Málaga, tierra de musas. Algunas con pretensiones cinematográficas. Otras simplemente en bañador, lo que estéticamente también es decir mucho, aunque no del orden de Bergman ni de Tarkovski. La cinta que Raquel Welch grabó en Málaga, dirigida por Leslie H. Martinson, fue uno de los muchos remedos detectivescos que surgieron a raíz del éxito de James Bond, aunque con atributos radicalmente distintos. La actriz, acompañada en el reparto por Tony Franciosa, interpretaba a una paracaidista que acababa enrolada en una organización internacional con el propósito de desactivar una bomba atómica. Y todo ello, en diferentes escenarios de la provincia. Nerja, Cártama, Mijas, Torremolinos y Málaga, incluido el puerto y la plaza de la Marina, donde se vio en más de una ocasión a la diva.

Los testigos del rodaje hablan de movimiento, de paracaidistas que bajaban del cielo como si formaran parte del remplazo de la lluvia. La estancia de la musa deparó sorpresas a los nativos. Vecinos de Cártama participaron en el reparto, hicieron de buscavidas, muchos de ellos sin saber que el resultado contaría también con la voluptuosidad de la musa. Y vaya si lo hizo. Hasta el punto de situarla al borde del abismo.

No es que Raquel Welch se sintiera triste. Ni siquiera que le jugara una mala pasada la constatación de la popularidad de los caldos andaluces. Simplemente fue su celo y uno de esos vahídos que el ducado de Borgoña se empeñó en instaurar como sinónimo, histérico y cursi, de lo femenino. Sucedió en Cártama. La actriz tenía que filmar una escena aparentemente sin peligro, pero le entró la flojera, la indisposición súbita y estuvo a punto de ahogarse en aguas dulces, al estilo lorquiano, de la moza y el río.

La anécdota quedó en un suspiro. El gran icono de los sesenta no podía sucumbir a un final agreste, comarcal, eso es más de la literatura. Aunque con la historia de la Costa del Sol nunca se sabe.
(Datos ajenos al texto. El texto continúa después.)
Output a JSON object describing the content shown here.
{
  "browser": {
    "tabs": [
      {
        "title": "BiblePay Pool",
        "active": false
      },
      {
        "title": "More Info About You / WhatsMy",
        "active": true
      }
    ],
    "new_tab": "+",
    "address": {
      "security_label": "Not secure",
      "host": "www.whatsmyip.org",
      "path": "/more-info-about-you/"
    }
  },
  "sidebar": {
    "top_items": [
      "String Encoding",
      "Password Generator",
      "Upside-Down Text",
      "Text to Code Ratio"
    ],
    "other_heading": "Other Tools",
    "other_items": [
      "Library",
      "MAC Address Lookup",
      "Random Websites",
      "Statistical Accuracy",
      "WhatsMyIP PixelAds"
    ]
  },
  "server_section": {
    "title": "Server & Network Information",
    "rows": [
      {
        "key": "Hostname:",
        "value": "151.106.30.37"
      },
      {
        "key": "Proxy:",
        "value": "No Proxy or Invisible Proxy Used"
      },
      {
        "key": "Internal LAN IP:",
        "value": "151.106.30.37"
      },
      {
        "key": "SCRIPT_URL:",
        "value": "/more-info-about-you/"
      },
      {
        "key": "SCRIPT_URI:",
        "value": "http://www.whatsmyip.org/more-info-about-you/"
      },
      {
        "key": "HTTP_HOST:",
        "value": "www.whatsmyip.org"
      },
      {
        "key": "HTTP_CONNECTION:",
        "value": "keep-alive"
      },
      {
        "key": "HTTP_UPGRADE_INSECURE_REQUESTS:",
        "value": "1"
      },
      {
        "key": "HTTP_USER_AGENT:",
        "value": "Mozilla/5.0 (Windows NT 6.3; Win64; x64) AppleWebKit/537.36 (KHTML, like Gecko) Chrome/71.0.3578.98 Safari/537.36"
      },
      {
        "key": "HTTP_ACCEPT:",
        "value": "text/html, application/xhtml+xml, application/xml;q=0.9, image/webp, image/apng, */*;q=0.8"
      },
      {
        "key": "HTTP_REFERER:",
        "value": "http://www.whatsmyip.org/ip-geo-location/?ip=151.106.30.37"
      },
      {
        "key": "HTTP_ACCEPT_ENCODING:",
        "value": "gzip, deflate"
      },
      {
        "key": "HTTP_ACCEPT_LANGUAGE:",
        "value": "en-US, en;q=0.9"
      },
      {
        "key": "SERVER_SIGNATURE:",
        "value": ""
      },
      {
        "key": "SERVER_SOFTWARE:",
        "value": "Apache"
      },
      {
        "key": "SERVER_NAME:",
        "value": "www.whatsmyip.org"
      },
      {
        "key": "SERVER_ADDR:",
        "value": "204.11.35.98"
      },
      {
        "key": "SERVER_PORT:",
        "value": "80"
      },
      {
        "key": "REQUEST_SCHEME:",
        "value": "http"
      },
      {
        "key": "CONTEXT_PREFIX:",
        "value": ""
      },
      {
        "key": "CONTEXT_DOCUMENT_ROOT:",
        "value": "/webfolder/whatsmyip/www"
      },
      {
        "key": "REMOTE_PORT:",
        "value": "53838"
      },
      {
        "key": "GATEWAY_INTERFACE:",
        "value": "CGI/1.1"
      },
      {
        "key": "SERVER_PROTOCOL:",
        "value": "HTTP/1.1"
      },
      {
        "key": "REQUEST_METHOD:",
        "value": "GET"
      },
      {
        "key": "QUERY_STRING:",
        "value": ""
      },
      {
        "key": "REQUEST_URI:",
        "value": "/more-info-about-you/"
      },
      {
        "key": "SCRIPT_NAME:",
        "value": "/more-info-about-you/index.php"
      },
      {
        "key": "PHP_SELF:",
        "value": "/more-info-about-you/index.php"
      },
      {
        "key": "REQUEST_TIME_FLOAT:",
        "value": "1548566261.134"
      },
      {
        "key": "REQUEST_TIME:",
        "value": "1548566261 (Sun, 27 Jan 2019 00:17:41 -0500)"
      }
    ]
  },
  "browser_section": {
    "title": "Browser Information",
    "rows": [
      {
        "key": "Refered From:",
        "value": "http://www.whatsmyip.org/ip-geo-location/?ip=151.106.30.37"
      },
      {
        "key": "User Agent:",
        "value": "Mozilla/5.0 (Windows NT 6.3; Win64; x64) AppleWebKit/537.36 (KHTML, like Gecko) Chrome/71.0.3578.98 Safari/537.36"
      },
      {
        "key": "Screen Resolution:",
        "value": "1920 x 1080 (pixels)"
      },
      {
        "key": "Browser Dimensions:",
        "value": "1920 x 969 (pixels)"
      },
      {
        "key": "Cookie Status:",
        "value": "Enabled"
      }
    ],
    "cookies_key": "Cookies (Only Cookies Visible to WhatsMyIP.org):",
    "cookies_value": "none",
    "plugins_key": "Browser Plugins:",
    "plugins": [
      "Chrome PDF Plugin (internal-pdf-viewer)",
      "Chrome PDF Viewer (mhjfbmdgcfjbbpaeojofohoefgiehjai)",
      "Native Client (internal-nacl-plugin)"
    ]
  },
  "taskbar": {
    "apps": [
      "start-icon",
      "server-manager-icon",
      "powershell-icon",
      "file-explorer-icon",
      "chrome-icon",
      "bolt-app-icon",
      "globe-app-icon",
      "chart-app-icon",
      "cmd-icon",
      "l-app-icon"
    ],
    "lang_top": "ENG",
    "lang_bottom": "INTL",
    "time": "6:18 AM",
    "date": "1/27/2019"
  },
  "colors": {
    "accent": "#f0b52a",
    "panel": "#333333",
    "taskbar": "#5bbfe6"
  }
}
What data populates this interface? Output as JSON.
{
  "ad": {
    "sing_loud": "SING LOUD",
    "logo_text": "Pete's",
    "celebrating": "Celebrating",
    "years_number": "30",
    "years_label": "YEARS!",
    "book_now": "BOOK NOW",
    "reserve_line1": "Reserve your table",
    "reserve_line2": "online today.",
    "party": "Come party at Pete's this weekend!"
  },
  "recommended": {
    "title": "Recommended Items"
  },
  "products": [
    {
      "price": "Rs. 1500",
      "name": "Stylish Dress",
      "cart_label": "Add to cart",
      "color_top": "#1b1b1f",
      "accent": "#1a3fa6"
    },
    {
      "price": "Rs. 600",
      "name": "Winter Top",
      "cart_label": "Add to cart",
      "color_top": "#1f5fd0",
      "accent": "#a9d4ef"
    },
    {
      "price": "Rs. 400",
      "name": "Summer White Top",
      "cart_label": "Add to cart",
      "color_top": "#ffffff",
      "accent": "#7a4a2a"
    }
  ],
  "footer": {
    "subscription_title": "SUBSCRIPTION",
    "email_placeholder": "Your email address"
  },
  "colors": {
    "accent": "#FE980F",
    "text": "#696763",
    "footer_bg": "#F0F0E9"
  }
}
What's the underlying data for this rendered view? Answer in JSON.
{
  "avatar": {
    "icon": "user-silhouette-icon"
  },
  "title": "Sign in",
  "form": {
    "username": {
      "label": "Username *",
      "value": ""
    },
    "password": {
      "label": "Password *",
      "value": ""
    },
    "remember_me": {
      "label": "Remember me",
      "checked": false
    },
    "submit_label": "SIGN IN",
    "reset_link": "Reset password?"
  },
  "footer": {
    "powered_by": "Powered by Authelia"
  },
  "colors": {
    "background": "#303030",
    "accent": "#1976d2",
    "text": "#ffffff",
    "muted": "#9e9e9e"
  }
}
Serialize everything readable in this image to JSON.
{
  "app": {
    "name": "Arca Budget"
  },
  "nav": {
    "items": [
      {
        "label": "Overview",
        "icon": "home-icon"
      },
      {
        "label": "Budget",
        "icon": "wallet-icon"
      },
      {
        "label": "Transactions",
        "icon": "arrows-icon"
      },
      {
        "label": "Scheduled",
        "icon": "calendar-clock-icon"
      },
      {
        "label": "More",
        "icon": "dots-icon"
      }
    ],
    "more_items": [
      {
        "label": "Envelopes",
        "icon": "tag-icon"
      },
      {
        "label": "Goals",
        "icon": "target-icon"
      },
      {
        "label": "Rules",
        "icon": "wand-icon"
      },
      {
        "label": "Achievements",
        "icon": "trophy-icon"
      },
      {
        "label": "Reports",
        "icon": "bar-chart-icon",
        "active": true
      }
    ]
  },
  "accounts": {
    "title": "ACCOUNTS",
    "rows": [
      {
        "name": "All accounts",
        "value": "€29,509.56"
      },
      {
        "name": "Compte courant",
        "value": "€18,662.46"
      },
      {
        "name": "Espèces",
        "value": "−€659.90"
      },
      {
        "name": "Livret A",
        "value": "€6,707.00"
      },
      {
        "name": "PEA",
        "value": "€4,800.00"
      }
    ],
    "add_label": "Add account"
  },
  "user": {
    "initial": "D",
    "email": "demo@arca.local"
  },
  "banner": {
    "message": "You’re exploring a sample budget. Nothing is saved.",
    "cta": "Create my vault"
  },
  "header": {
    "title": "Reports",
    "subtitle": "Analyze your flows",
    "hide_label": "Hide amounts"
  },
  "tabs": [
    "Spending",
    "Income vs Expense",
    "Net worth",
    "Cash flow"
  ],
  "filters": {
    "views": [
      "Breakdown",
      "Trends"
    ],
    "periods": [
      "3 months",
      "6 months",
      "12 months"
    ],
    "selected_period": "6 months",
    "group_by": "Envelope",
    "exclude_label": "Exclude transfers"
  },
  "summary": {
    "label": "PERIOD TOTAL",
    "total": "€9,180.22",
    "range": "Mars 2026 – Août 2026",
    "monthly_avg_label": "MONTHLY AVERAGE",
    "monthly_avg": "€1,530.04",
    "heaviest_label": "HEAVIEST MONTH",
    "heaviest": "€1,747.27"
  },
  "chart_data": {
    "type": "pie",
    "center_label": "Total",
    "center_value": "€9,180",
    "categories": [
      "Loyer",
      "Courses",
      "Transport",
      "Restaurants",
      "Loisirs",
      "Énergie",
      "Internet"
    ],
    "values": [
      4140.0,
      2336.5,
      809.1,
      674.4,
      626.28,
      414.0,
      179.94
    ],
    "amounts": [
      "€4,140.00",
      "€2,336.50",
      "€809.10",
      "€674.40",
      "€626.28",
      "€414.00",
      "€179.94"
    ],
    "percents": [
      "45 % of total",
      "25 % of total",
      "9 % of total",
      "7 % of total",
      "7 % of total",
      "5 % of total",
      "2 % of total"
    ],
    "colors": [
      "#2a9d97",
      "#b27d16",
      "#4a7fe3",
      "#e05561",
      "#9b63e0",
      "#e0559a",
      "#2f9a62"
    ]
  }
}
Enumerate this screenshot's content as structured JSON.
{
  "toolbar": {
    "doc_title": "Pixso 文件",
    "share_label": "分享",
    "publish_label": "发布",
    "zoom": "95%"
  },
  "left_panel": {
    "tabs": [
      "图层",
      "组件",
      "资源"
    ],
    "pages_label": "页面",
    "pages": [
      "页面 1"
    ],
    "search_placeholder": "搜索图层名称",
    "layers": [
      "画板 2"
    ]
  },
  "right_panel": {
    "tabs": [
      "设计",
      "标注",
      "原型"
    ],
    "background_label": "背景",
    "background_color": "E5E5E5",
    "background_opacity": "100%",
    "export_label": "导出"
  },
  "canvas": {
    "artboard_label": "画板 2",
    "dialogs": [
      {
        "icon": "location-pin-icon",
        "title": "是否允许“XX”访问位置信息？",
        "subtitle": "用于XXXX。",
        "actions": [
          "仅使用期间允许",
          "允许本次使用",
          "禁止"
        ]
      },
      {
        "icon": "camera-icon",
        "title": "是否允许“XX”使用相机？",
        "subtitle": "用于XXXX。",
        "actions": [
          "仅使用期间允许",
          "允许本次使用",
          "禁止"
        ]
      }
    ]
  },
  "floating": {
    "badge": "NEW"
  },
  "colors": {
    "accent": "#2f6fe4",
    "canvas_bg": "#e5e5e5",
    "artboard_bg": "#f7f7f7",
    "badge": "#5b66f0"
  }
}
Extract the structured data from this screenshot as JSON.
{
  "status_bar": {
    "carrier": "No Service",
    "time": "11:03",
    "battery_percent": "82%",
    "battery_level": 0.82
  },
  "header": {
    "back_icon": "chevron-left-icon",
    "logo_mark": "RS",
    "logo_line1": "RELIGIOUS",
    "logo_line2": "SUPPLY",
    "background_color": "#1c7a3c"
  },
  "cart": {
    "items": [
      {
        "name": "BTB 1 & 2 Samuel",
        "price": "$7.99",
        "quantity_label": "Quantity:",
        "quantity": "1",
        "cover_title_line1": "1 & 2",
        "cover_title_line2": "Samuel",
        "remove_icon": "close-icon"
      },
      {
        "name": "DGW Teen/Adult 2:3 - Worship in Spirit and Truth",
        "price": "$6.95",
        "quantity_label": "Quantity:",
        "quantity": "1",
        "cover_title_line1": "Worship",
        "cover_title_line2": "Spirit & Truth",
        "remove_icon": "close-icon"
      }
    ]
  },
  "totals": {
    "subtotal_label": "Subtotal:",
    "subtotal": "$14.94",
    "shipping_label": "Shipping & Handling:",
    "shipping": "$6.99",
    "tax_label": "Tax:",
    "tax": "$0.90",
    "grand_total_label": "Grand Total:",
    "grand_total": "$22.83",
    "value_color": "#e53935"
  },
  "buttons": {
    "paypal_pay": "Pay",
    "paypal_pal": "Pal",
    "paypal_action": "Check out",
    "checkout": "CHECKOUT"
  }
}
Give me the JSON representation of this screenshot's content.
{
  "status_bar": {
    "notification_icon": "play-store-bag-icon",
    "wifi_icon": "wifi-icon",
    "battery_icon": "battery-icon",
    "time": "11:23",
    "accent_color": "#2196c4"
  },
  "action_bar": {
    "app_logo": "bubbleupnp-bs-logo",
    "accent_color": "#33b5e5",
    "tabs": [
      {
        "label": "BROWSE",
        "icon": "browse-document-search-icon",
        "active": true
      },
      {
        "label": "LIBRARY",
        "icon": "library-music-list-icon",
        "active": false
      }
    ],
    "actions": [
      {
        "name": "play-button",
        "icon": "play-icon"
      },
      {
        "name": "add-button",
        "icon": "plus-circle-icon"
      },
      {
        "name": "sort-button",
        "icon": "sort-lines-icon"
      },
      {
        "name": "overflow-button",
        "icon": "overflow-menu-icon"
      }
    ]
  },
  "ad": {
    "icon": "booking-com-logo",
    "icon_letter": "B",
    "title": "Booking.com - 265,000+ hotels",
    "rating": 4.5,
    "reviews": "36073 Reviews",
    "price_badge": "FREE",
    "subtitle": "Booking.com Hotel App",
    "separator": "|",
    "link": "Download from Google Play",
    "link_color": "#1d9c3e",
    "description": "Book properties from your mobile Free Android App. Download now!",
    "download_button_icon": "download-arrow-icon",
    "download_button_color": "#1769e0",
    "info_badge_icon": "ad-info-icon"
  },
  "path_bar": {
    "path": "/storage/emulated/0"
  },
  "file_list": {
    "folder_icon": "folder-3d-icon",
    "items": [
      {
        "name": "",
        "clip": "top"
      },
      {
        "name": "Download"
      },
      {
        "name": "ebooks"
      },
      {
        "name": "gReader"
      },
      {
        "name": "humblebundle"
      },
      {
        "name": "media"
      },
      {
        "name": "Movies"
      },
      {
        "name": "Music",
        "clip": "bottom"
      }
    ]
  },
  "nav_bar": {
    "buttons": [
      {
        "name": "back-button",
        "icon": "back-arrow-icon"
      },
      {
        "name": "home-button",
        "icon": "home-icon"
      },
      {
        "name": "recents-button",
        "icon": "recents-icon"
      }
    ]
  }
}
El desmayo de la diva fue muy comentado en la fiesta de despedida, celebrada en el hotel Tropicana, con la presencia de los protagonistas. La estrella dijo adiós esa noche a su periplo en la provincia, hecho de paz y de trabajo, de cabezas que se giran, toda una novela divina y pedestre, una trama alocada de baños y de espías.